World’s biggest tech companies promised to work collaboratively to guard against the dangers of artificial intelligence as they wrapped up a two-day AI summit which was attended by various governments, in Seoul.
Sector leaders from South Korea’s Samsung Electronics to Google took pledge at the event, co-hosted with Britain, to reduce the risks and develop new AI models.
The commitment codified in a so-called Seoul AI Business Pledge Wednesday plus a new round of safety commitments announced the previous day, build on the consensus reached at the inaugural global AI safety summit at Bletchley Park in Britain last year.
Tuesday’s commitment observed companies including OpenAI and Google DeepMind promise to share how they assess the risks of their technology such as those deemed intolerable and how they will ensure such thresholds are not crossed.
But experts warned it was hard for regulators to understand and manage AI when the sector was developing so rapidly.

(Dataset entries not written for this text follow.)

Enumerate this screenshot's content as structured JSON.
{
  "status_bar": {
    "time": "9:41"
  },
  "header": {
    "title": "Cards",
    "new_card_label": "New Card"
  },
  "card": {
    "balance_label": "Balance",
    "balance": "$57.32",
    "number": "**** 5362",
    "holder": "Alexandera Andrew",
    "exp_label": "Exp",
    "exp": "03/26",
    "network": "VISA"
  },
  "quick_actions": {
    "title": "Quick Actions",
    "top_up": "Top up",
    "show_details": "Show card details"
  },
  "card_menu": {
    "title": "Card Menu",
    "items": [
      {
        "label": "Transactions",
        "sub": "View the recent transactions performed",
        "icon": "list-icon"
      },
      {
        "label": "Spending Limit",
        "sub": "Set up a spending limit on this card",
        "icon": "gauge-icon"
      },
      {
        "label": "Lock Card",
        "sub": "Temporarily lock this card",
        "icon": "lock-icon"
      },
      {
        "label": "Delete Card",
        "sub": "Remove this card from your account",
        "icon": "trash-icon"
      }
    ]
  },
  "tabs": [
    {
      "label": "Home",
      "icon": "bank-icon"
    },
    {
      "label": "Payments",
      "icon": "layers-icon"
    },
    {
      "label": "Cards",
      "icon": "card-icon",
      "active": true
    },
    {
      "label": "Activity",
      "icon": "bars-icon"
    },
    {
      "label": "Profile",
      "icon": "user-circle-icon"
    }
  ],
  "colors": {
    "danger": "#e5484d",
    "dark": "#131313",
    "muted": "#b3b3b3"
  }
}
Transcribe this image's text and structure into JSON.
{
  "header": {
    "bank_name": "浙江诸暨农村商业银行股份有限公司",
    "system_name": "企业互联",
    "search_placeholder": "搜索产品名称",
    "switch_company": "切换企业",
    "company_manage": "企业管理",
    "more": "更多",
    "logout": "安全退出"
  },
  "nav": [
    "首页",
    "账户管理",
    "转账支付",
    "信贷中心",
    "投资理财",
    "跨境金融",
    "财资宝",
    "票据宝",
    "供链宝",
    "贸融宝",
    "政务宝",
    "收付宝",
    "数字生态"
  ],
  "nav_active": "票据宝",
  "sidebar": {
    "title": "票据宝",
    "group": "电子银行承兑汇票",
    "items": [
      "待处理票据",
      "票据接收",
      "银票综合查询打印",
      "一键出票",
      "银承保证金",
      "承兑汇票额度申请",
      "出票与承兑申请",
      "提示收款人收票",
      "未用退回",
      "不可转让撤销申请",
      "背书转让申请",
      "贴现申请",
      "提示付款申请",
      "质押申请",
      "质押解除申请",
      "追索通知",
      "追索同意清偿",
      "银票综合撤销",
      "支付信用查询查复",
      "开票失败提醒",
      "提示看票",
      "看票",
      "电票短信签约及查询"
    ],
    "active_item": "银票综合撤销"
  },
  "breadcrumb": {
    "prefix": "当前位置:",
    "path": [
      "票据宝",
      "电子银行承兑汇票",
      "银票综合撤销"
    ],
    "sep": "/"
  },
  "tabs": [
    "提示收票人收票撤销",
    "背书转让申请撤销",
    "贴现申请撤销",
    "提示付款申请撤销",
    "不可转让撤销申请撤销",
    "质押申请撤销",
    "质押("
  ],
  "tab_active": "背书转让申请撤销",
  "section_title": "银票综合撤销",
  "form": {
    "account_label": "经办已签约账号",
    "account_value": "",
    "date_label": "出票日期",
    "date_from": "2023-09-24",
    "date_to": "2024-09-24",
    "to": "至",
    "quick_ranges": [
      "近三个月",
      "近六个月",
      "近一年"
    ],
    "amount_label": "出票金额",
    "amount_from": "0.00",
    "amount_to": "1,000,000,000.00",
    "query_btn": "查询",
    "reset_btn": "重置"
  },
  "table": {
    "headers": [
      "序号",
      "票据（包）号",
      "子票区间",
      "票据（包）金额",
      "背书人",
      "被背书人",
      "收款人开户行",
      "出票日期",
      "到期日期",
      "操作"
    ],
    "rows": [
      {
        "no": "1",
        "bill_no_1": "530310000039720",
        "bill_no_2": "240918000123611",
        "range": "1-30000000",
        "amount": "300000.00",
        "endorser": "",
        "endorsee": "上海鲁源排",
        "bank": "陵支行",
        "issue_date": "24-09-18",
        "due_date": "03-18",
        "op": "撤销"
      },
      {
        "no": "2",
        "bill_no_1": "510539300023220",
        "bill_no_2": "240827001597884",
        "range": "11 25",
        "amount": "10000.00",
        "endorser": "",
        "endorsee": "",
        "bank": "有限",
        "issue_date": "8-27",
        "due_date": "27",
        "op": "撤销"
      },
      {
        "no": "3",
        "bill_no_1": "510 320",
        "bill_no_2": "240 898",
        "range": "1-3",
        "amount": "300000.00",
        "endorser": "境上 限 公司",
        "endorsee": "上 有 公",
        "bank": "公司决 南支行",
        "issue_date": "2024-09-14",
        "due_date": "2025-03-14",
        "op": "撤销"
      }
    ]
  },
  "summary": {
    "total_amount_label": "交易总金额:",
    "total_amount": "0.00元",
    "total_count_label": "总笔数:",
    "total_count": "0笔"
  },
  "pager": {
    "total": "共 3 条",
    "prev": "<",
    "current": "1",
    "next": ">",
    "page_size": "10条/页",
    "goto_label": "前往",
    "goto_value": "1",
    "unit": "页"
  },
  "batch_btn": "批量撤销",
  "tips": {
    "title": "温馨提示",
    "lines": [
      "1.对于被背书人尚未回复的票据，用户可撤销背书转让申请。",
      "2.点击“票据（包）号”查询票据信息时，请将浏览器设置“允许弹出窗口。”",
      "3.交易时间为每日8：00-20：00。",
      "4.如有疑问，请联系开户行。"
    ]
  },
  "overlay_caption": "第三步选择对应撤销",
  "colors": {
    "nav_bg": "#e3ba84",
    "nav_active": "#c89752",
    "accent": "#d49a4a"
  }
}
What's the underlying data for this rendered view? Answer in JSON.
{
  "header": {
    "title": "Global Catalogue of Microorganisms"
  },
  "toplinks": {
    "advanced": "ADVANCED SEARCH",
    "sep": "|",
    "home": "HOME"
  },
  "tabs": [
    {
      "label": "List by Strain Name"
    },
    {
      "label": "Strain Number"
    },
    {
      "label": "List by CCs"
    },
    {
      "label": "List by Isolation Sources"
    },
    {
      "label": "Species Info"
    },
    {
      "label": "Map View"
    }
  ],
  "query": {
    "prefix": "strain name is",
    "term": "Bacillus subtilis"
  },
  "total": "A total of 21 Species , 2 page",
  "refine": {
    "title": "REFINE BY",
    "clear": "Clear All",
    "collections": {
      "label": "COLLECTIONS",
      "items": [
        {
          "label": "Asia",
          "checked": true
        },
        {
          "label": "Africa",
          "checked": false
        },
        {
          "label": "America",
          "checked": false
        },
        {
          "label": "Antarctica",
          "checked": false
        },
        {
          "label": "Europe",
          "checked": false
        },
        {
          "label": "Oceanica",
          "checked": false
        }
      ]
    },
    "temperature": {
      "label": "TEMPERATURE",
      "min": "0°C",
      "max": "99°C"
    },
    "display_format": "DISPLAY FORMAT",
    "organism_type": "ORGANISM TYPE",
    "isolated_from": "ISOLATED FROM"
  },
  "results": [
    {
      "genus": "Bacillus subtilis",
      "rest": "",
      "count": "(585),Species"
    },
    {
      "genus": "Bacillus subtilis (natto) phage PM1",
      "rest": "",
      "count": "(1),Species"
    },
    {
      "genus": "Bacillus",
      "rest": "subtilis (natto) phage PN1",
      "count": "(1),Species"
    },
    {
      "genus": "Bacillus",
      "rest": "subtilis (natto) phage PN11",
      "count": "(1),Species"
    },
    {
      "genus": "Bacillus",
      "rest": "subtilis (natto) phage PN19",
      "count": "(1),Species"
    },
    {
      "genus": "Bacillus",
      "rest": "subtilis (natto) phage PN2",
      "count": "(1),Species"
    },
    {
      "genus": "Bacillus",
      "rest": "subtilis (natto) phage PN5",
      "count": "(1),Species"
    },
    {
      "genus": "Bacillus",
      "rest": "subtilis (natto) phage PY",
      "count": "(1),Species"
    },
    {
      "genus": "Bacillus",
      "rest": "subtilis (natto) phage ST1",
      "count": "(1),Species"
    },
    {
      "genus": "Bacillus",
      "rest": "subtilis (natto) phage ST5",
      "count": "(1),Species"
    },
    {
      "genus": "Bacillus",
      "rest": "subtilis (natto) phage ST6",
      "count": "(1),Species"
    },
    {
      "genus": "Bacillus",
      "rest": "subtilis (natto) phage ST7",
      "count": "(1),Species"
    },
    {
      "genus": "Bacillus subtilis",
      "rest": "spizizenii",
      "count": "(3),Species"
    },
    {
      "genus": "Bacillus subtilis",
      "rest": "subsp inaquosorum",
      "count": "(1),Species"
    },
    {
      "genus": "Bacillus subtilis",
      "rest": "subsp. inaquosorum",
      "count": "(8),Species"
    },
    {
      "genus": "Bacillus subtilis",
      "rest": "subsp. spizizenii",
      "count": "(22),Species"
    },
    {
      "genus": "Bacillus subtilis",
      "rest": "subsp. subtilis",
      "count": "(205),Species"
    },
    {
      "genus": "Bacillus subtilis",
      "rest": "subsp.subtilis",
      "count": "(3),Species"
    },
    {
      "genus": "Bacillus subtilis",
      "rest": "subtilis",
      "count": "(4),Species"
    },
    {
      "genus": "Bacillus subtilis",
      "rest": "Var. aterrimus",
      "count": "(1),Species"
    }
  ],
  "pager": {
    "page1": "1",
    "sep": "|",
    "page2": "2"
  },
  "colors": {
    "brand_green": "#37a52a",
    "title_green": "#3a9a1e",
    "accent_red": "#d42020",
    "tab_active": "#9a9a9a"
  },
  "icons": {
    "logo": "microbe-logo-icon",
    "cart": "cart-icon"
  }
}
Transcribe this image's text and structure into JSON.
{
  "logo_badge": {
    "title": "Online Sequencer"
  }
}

‘I think that’s a really, really big problem’, said Markus Anderljung, head of policy at the Centre for the Governance of AI, a non-profit research body based in Oxford, Britain.
He added, ‘Dealing with AI, I expect to be one of the biggest challenges that governments all across the world will have over the next couple of decades’.
Markus further added, ‘The world will need to have some kind of joint understanding of what are the risks from these sort of most advanced general models’.